Created 03-11-2024 01:54 PM
@Leopold Welcome to the Cloudera Community!
To help you get the best possible solution, I have tagged our Hive experts @mszurap @cravani who may be able to assist you further.
Please keep us updated on your post, and we hope you find a satisfactory solution to your query.
Regards,
Diana Torres,Created 03-12-2024 02:38 AM
@Leopold provided we have column stats available, Hive could use a fetch task to perform a simple aggregation task such as max(), instead of launching a Map job.
Try hive.fetch.task.aggr=true .
This property is disabled by default.
Created on 03-12-2024 03:16 AM - edited 03-12-2024 03:18 AM
@smruti Column stats are available indeed: {\"BASIC_STATS\":\"true\",\"COLUMN_STATS\":{\"number\":\"true\"}}.
I extended the table size to 1gig+ (since hive.fetch.task.conversion.threshold=1073741824), and tried hive.fetch.task.aggr=true before doing the explain select for the max.
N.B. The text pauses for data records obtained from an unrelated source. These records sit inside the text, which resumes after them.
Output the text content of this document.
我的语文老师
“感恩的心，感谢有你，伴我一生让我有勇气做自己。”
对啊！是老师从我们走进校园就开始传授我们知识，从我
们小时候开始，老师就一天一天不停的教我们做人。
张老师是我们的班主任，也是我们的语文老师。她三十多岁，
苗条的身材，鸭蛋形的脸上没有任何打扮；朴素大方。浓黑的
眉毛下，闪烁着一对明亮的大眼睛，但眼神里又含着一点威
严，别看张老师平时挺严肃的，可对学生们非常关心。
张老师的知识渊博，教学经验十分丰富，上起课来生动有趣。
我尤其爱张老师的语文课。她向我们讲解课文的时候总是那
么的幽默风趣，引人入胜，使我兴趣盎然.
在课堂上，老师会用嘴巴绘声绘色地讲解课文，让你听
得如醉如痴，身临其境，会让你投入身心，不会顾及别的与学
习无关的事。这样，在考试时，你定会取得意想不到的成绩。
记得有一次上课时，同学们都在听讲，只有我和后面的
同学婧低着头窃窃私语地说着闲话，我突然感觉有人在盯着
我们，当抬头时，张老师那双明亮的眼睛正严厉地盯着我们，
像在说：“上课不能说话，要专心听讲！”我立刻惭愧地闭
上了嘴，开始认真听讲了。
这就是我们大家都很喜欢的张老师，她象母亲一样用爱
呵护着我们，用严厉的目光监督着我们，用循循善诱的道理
It is unfortunately still doing a full TableScan as seen in the screenshot above. I would like to remark as well that we are talking about an external table here. When I put the same data in a managed table, the query plan makes use of stats as expected.
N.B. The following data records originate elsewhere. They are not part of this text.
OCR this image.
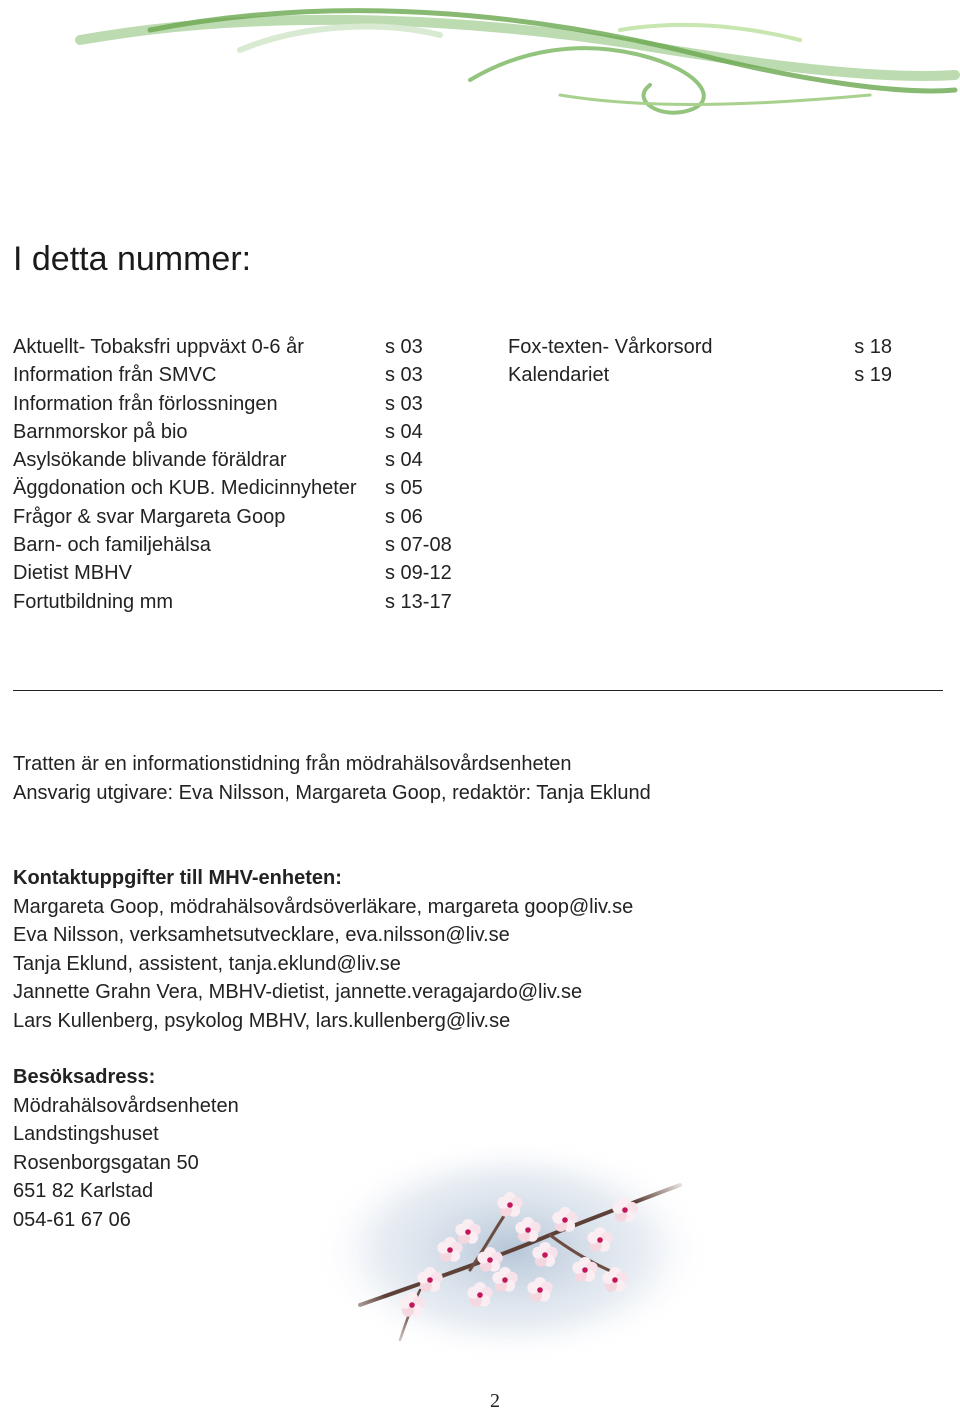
I detta nummer:
Aktuellt- Tobaksfri uppväxt 0-6 år	s 03
Information från SMVC	s 03
Information från förlossningen	s 03
Barnmorskor på bio	s 04
Asylsökande blivande föräldrar	s 04
Äggdonation och KUB. Medicinnyheter s 05
Frågor & svar Margareta Goop	s 06
Barn- och familjehälsa	s 07-08
Dietist MBHV	s 09-12
Fortutbildning mm	s 13-17
Fox-texten- Vårkorsord	s 18
Kalendariet	s 19
Tratten är en informationstidning från mödrahälsovårdsenheten
Ansvarig utgivare: Eva Nilsson, Margareta Goop, redaktör: Tanja Eklund
Kontaktuppgifter till MHV-enheten:
Margareta Goop, mödrahälsovårdsöverläkare, margareta goop@liv.se
Eva Nilsson, verksamhetsutvecklare, eva.nilsson@liv.se
Tanja Eklund, assistent, tanja.eklund@liv.se
Jannette Grahn Vera, MBHV-dietist, jannette.veragajardo@liv.se
Lars Kullenberg, psykolog MBHV, lars.kullenberg@liv.se
Besöksadress:
Mödrahälsovårdsenheten
Landstingshuset
Rosenborgsgatan 50
651 82 Karlstad
054-61 67 06
2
So in summary, I don't understand why stats arent being used for this external table.
Created 03-12-2024 04:00 AM
@Leopold I just checked. Your observation is correct. For external tables, it does not use a fetch task. In the logs, I see the following message:
2024-03-12 10:48:37,247 INFO org.apache.hadoop.hive.ql.optimizer.StatsOptimizer: [b226e7aa-9a42-4af3-b99b-be4a6592fb7f HiveServer2-Handler-Pool: Thread-31145]: Table t7 is external. Skip StatsOptimizer.
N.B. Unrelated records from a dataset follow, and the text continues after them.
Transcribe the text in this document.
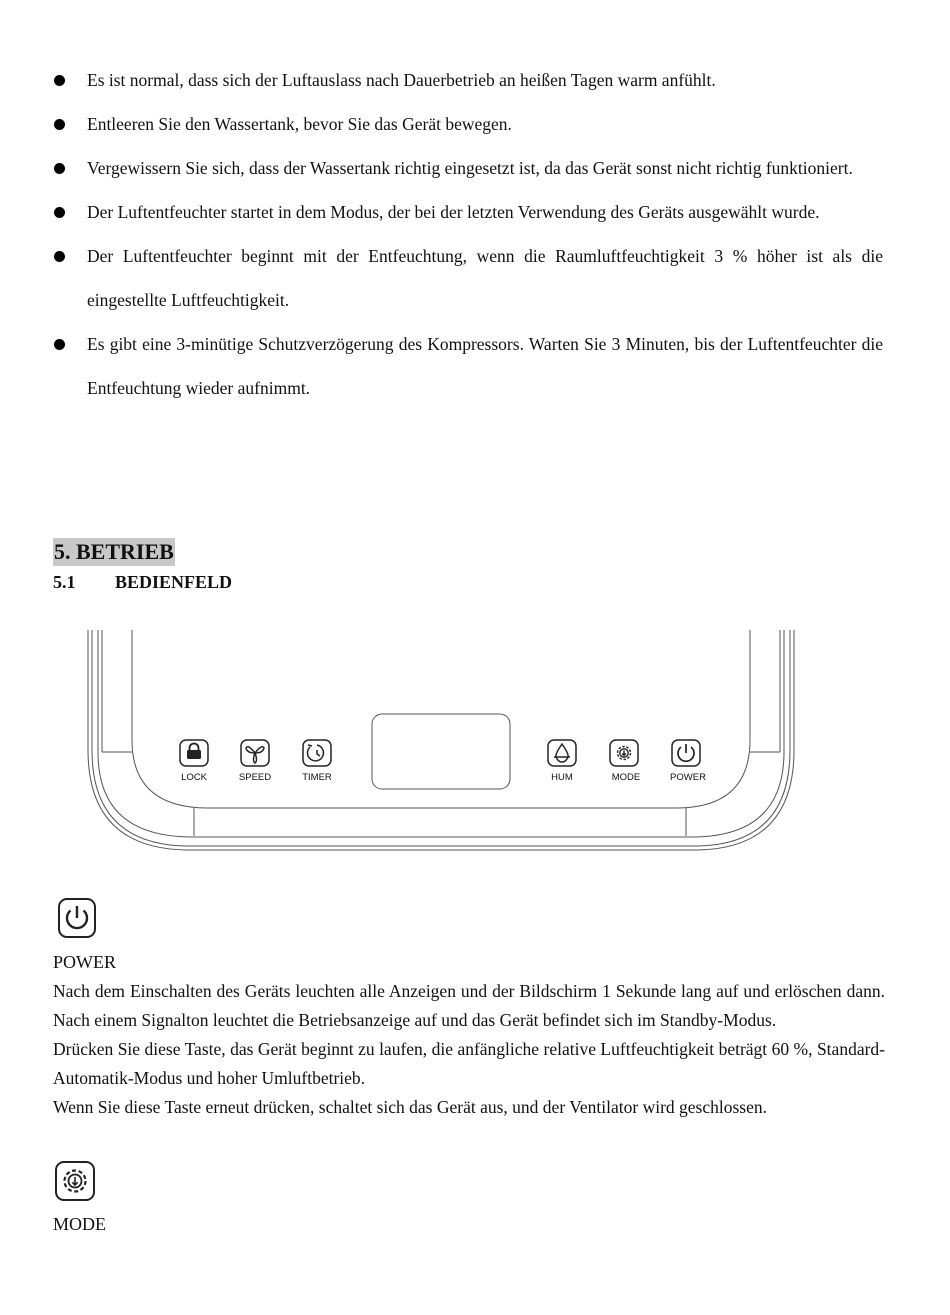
Es ist normal, dass sich der Luftauslass nach Dauerbetrieb an heißen Tagen warm anfühlt.
Entleeren Sie den Wassertank, bevor Sie das Gerät bewegen.
Vergewissern Sie sich, dass der Wassertank richtig eingesetzt ist, da das Gerät sonst nicht richtig funktioniert.
Der Luftentfeuchter startet in dem Modus, der bei der letzten Verwendung des Geräts ausgewählt wurde.
Der Luftentfeuchter beginnt mit der Entfeuchtung, wenn die Raumluftfeuchtigkeit 3 % höher ist als die eingestellte Luftfeuchtigkeit.
Es gibt eine 3-minütige Schutzverzögerung des Kompressors. Warten Sie 3 Minuten, bis der Luftentfeuchter die Entfeuchtung wieder aufnimmt.
5. BETRIEB
5.1 BEDIENFELD
LOCK	SPEED	TIMER	HUM	MODE	POWER
POWER

Nach dem Einschalten des Geräts leuchten alle Anzeigen und der Bildschirm 1 Sekunde lang auf und erlöschen dann. Nach einem Signalton leuchtet die Betriebsanzeige auf und das Gerät befindet sich im Standby-Modus.

Drücken Sie diese Taste, das Gerät beginnt zu laufen, die anfängliche relative Luftfeuchtigkeit beträgt 60 %, Standard-Automatik-Modus und hoher Umluftbetrieb.

Wenn Sie diese Taste erneut drücken, schaltet sich das Gerät aus, und der Ventilator wird geschlossen.

MODE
But enabling "hive.fetch.task.aggr=true" will help avoid the Reducer phase that is used for final aggregation. It will be a Map-only job.
Created 03-12-2024 04:29 AM
Thank you @smruti. Is there no way to enable the use of statistics for external tables in Hive?
Created 03-12-2024 07:46 AM
@Leopold It is disabled for external tables as data in HDFS can change without Hive knowing about it. Unfortunately I do not see a way to enforce fetch task for a query with an aggregate function.
Created 03-13-2024 06:49 AM
It looks indeed that Hive StatsOptimizer seems to exclude external tables from getting their queries answered entirely by stats. So this rules out usage of fetch stats for simple aggregation queries such as min, max, etc.
However, the optimizer can also use stats for query plan optimizing (e.g. join reordering) in complex queries. Are external tables excluded from these optimizations as well?
Created 03-14-2024 11:58 PM
Hive does use stats from an external table in preparing query plan. When stats are accurate, it could estimate the size of intermediate data sets and select efficient join strategies. The only thing I noticed is the fetch task is not working.